Certainly, if we try to keep driving by ignoring the issue, we end up in a worse situation. For many sufferers in those earlier years, turning a blind eye because of social inadequacy and ignorance, did exactly that.
It exasperated the sufferers struggle and suicide all too often seemed like the only open door. For those that learned early on that mental illness can be likened to how any other part of the body can become sick, acknowledgement resulted in acceptance. And it was this curb that gave way to a better pathway.
Acceptance didn’t mean it was to become a form of cure, and anybody who believed this would have been sorely disappointed, but it meant allowing for the fact the brain had become ill. That’s it.

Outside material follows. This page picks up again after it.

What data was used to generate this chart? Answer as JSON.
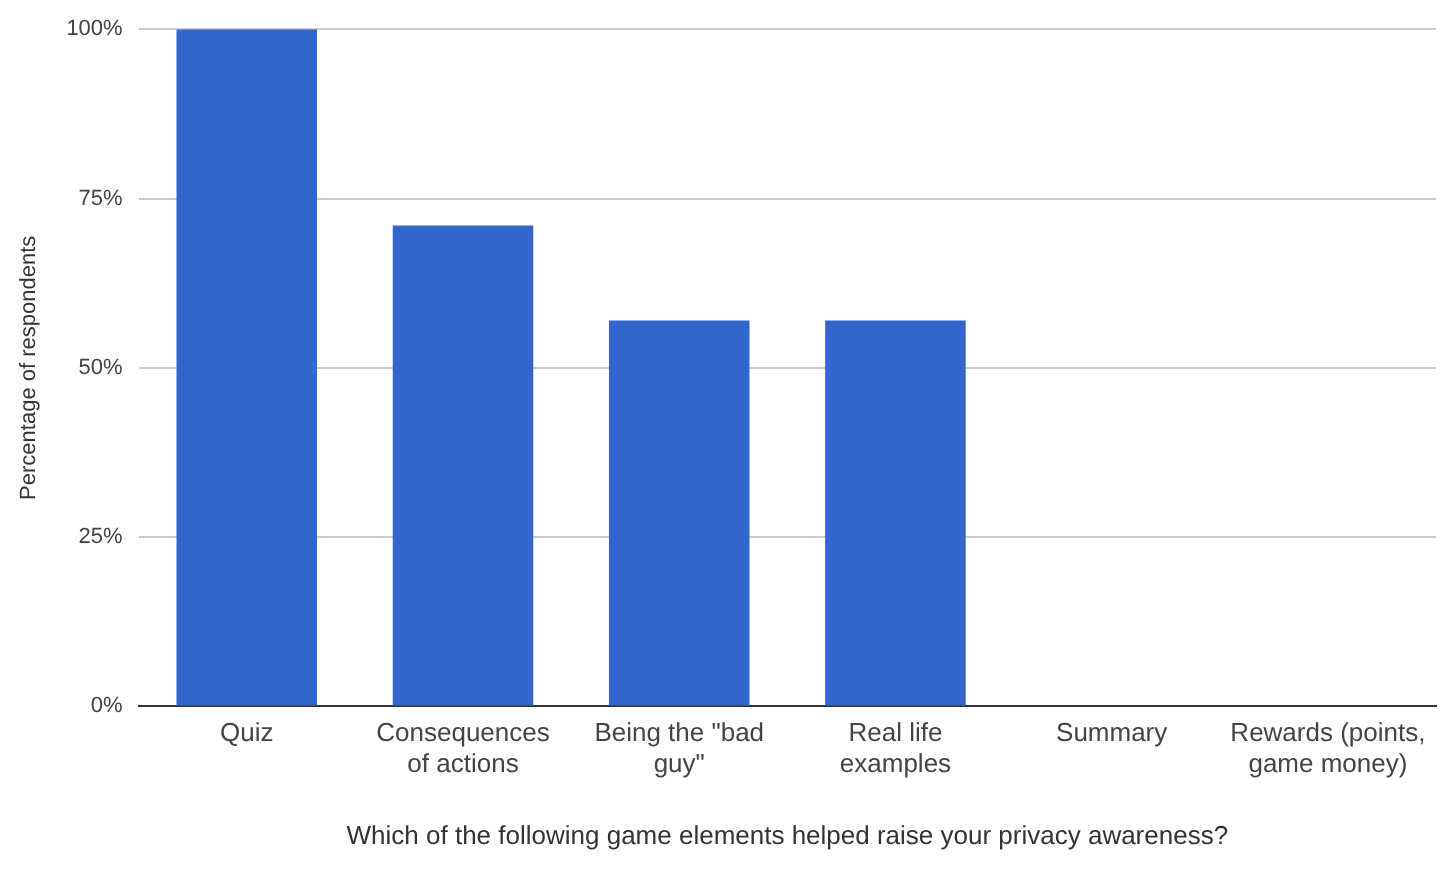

After that repairs could get underway and renewal.
While some sufferers have been able to completely turn their lives around and do so today, others continue to struggle in fight of tug-o-war, requiring ongoing supportive and specially prescribed medications and therapy.
Real Life Experience continued.
When ‘D’ decided to finally confide in a family friend of his mother’s, believing he had solid confidence against disclosure, the friend somehow determined the revelation as reflective upon them instead rather then thinking about how they might help.
This friend took it upon themselves to advertise the fact to an entire group of members in attendance at a religious faith strengthening assemble.
You might wonder that this was done so others could support ‘D’.
To the contrary. People then treated ‘D’ as though he was contagious and a weak thread within the assembled group that were so intent on strengthening themselves.
For somebody experiencing this kind of rejection and isolation on top of the isolation already internally harbored because of mental illness, it was a death warrant. ‘D’’s wife left him along with their teenage daughter and only two months later, ‘D’ drove to the top of a lookout and tried to end his life.
The thing about this example is that ‘D’ had suffered from M.D.D for many years. But it was when he learned to accept it as something he needed to manage, rather then be cured of, he did better.
Acceptance is never easy nor is it simple, so we don’t want to have it that there lies the answer. It is just one snippet of the overall answer and what treatments help one person may not be the same for somebody else.
‘D’ did better by way of his own acceptance yes, but it was the non-acceptance of others that shattered him from a place where he believed acceptance really mattered.
And that brings us to a different place.
True Acceptance.
In the example above what is clear at the end of the day is that ‘Ds’ version of what acceptance meant remained misconstrued. Not in the way he experienced rejection. That was real. But in his perception of what changes he made within himself as automatically equaling what he could now expect from others.
Think about that some more.
Your perceptions of what changes you have made in yourself do not automatically equal what you can now expect from others.